Fatma Nine, yoğurdu çeşitli meyvelerle harmanlayarak hem lezzetli hem de sağlıklı bir tatlı alternatifi oluşturuyor. "Çocukluğumdan beri her yemekte yoğurt yerim. Bu alışkanlık beni bugüne kadar taşıdı" diyerek evrensel bir gerçeği de gözler önüne seriyor: Sağlıklı yaşamın sırrı, doğru besinleri hayatınıza dahil etmenizde yatıyor.
Fatma Nine, her öğününde mutlaka sebze tükettiğini belirtiyor. Sebzelerin vitamin ve mineral bakımından zengin olduğunu söyleyen Fatma Nine, “Sebzeyi yemek, doğanın hikayesini soframa taşımak demektir” diyor. Kışın pazardan aldığı taze yeşil sebzeleri, yazın ise kendi bahçesinde yetiştirdiği organik sebzeleri yemeklerine ekliyor. Brokoli, ıspanak, havuç gibi sebzeleri tercih eden Fatma Nine, bu sayede daha enerjik ve sağlıklı bir yaşam sürdüğünü ifade ediyor. Sebzelerin lif oranı, sindirim sistemini düzenlerken, içerdikleri antioksidanlar da hücrelerin sağlığını koruyor.
Son olarak, Fatma Nine’nin bir diğer vazgeçilmezi de kuruyemişler. Özellikle ceviz ve badem gibi kuruyemişlerin beyin sağlığına olan katkıları, uzunca bir yaşam sürmenin sırrında önemli bir rol oynuyor. “Her gün bir avuç ceviz veya badem yiyorum. Bu, mental sağlığımı da koruyor” diyen Fatma Nine, kuruyemişlerin içerdikleri E vitamini ile yaşlanma karşıtı etkileri olduğunu vurguluyor. Kuruyemişler aynı zamanda sağlıklı yağlar barındırarak kalp sağlığını korumada yardımcı oluyor. Bu da onların, sağlıklı bir yaşam tarzının ayrılmaz bir parçası olduğunu açıkça gösteriyor.
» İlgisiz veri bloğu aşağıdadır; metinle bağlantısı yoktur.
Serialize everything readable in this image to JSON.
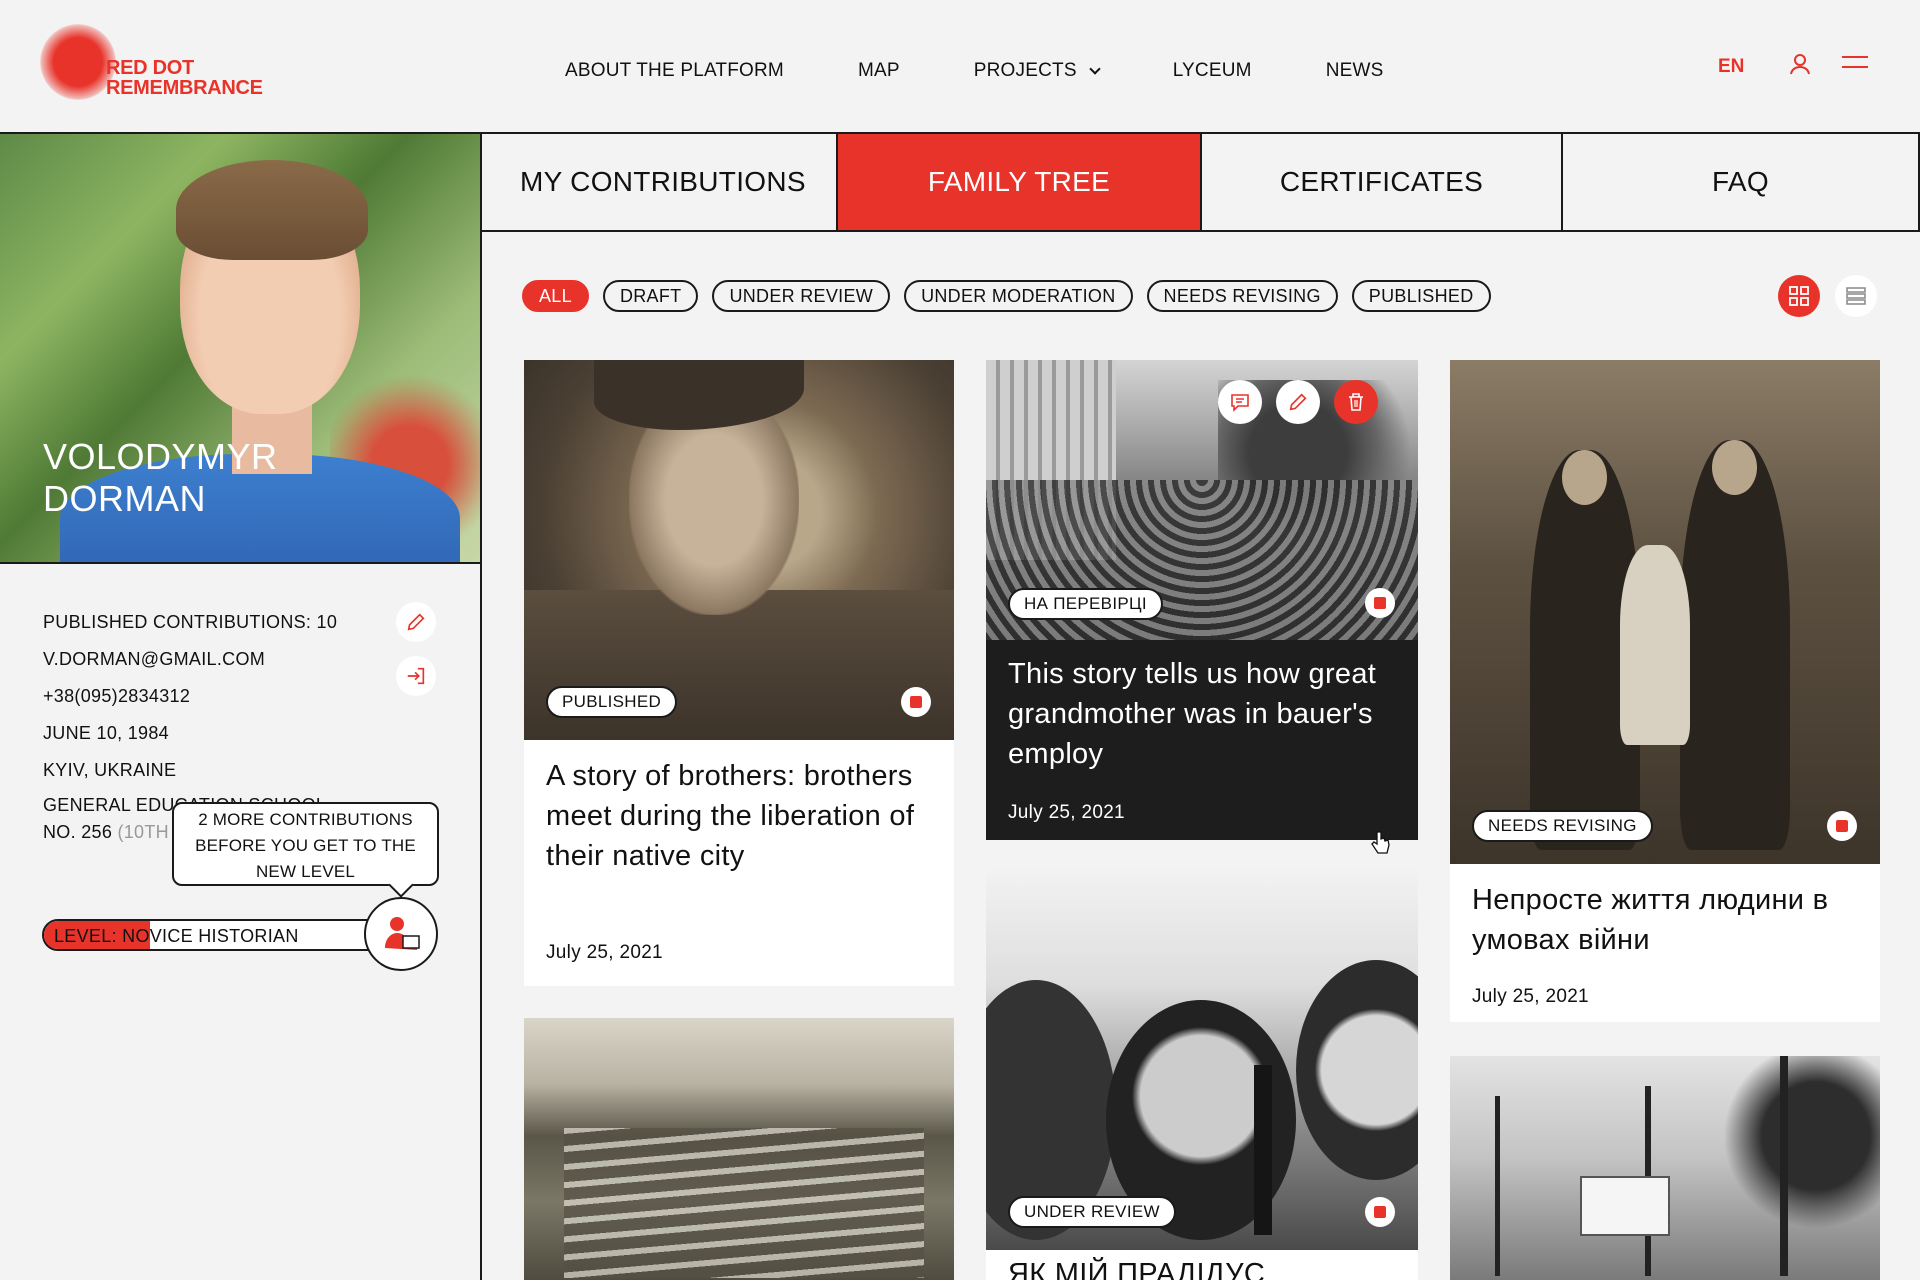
{
  "header": {
    "logo_line1": "RED DOT",
    "logo_line2": "REMEMBRANCE",
    "nav": [
      "ABOUT THE PLATFORM",
      "MAP",
      "PROJECTS",
      "LYCEUM",
      "NEWS"
    ],
    "lang": "EN",
    "icons": {
      "user": "user-icon",
      "menu": "menu-icon"
    }
  },
  "profile": {
    "first_name": "VOLODYMYR",
    "last_name": "DORMAN",
    "published_contributions": "PUBLISHED CONTRIBUTIONS: 10",
    "email": "V.DORMAN@GMAIL.COM",
    "phone": "+38(095)2834312",
    "birth_date": "JUNE 10, 1984",
    "city": "KYIV, UKRAINE",
    "school_line1": "GENERAL EDUCATION SCHOOL",
    "school_line2": "NO. 256",
    "school_grade": "(10TH",
    "tooltip": "2 MORE CONTRIBUTIONS BEFORE YOU GET TO THE NEW LEVEL",
    "level": "LEVEL: NOVICE HISTORIAN",
    "level_progress": 0.31
  },
  "tabs": [
    "MY CONTRIBUTIONS",
    "FAMILY TREE",
    "CERTIFICATES",
    "FAQ"
  ],
  "active_tab": 1,
  "filters": [
    "ALL",
    "DRAFT",
    "UNDER REVIEW",
    "UNDER MODERATION",
    "NEEDS REVISING",
    "PUBLISHED"
  ],
  "active_filter": 0,
  "cards": [
    {
      "badge": "PUBLISHED",
      "title": "A story of brothers: brothers meet during the liberation of their native city",
      "date": "July 25, 2021"
    },
    {
      "badge": "НА ПЕРЕВІРЦІ",
      "title": "This story tells us how great grandmother was in bauer's employ",
      "date": "July 25, 2021"
    },
    {
      "badge": "NEEDS REVISING",
      "title": "Непросте життя людини в умовах війни",
      "date": "July 25, 2021"
    },
    {
      "badge": "UNDER REVIEW",
      "title": "ЯК МІЙ ПРАДІДУС"
    }
  ],
  "colors": {
    "accent": "#e8332a",
    "background": "#f3f3f3",
    "dark_card": "#1d1d1d"
  }
}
Fatma Nine, bu 4 besinin yanı sıra temiz su içmenin, düzenli egzersiz yapmanın ve pozitif düşünmenin de uzun ömründeki diğer önemli etkenler olduğunu ifade ediyor. Sağlıklı bir yaşam sürmek için yalnızca tüketilen besinlere değil, aynı zamanda psikolojik duruma da dikkat etmek gerektiğini savunuyor. Uzun yaşamanın sırrı, sadece fiziksel sağlığa odaklanmak değil, ruhsal dengeyi sağlamakta da yatıyor.
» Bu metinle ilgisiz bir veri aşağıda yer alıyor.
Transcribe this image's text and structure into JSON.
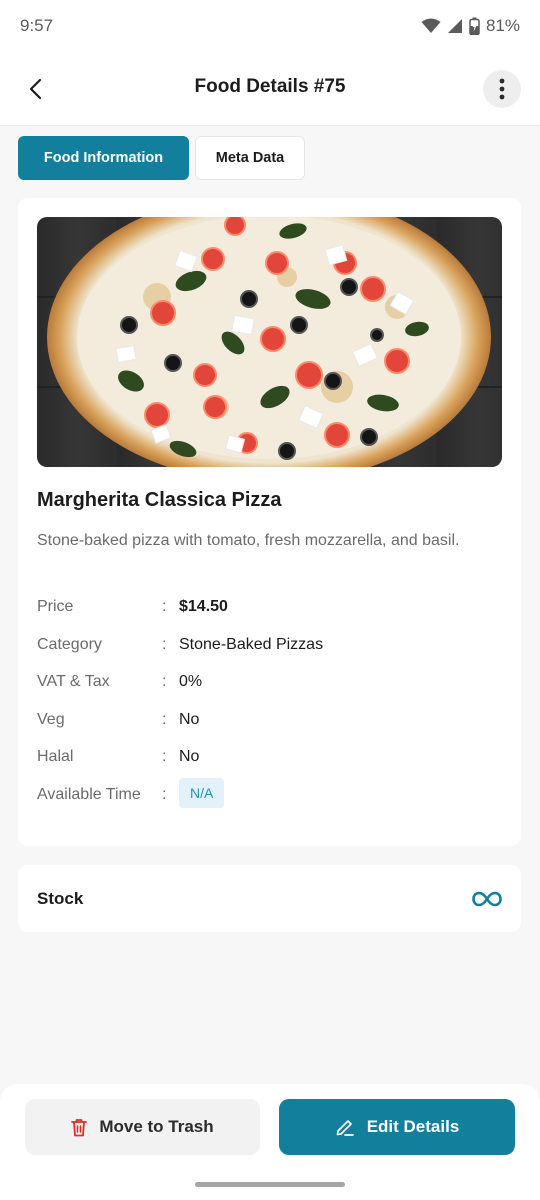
{
  "status_bar": {
    "time": "9:57",
    "battery": "81%"
  },
  "app_bar": {
    "title": "Food Details #75"
  },
  "tabs": [
    {
      "label": "Food Information",
      "active": true
    },
    {
      "label": "Meta Data",
      "active": false
    }
  ],
  "food": {
    "name": "Margherita Classica Pizza",
    "description": "Stone-baked pizza with tomato, fresh mozzarella, and basil.",
    "details": [
      {
        "label": "Price",
        "value": "$14.50"
      },
      {
        "label": "Category",
        "value": "Stone-Baked Pizzas"
      },
      {
        "label": "VAT & Tax",
        "value": "0%"
      },
      {
        "label": "Veg",
        "value": "No"
      },
      {
        "label": "Halal",
        "value": "No"
      },
      {
        "label": "Available Time",
        "value": "N/A"
      }
    ],
    "separator": ":"
  },
  "stock": {
    "label": "Stock",
    "icon": "infinity-icon"
  },
  "actions": {
    "trash_label": "Move to Trash",
    "edit_label": "Edit Details"
  },
  "colors": {
    "primary": "#127f9c",
    "danger": "#d9302c",
    "badge_bg": "#e2f1fa",
    "badge_text": "#2d8fc0"
  }
}
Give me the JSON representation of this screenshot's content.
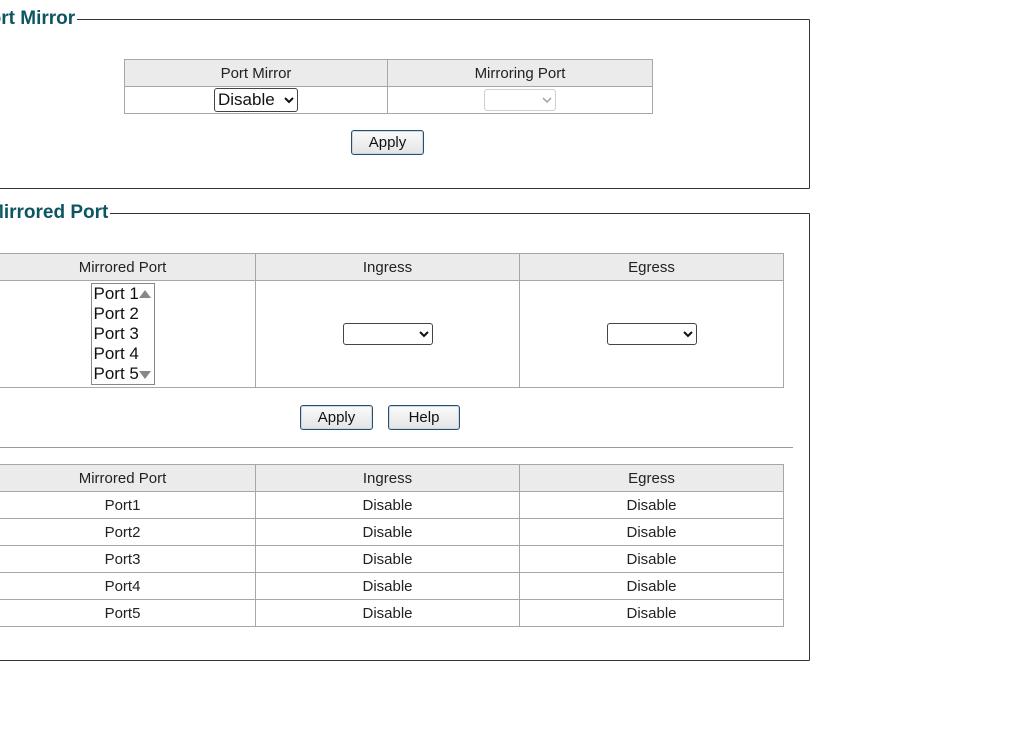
{
  "port_mirror_section": {
    "title": "Port Mirror",
    "headers": [
      "Port Mirror",
      "Mirroring Port"
    ],
    "port_mirror_value": "Disable",
    "mirroring_port_value": "",
    "apply_label": "Apply"
  },
  "mirrored_port_section": {
    "title": "Mirrored Port",
    "headers": [
      "Mirrored Port",
      "Ingress",
      "Egress"
    ],
    "port_options": [
      "Port 1",
      "Port 2",
      "Port 3",
      "Port 4",
      "Port 5"
    ],
    "ingress_value": "",
    "egress_value": "",
    "apply_label": "Apply",
    "help_label": "Help"
  },
  "status_table": {
    "headers": [
      "Mirrored Port",
      "Ingress",
      "Egress"
    ],
    "rows": [
      {
        "port": "Port1",
        "ingress": "Disable",
        "egress": "Disable"
      },
      {
        "port": "Port2",
        "ingress": "Disable",
        "egress": "Disable"
      },
      {
        "port": "Port3",
        "ingress": "Disable",
        "egress": "Disable"
      },
      {
        "port": "Port4",
        "ingress": "Disable",
        "egress": "Disable"
      },
      {
        "port": "Port5",
        "ingress": "Disable",
        "egress": "Disable"
      }
    ]
  }
}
101 yaşındaki Fatma Nine, sağlıklı yaşamın anahtarlarını genç nesillere aktarırken, gerçek bir ilham kaynağı olmaya devam ediyor. Onun hikayesi, sağlıklı beslenmenin ve pozitif bir yaşam tarzının, yaşlılıkta bile nasıl fayda sağladığını gözler önüne seriyor. Umut ve enerji dolu bu yürüyüşünde, hepimize hatırlatıyor ki sağlıklı bir yaşam tarzı benimsemek, sadece uzun yaşamak değil, aynı zamanda her anı dolu dolu yaşamak anlamına geliyor.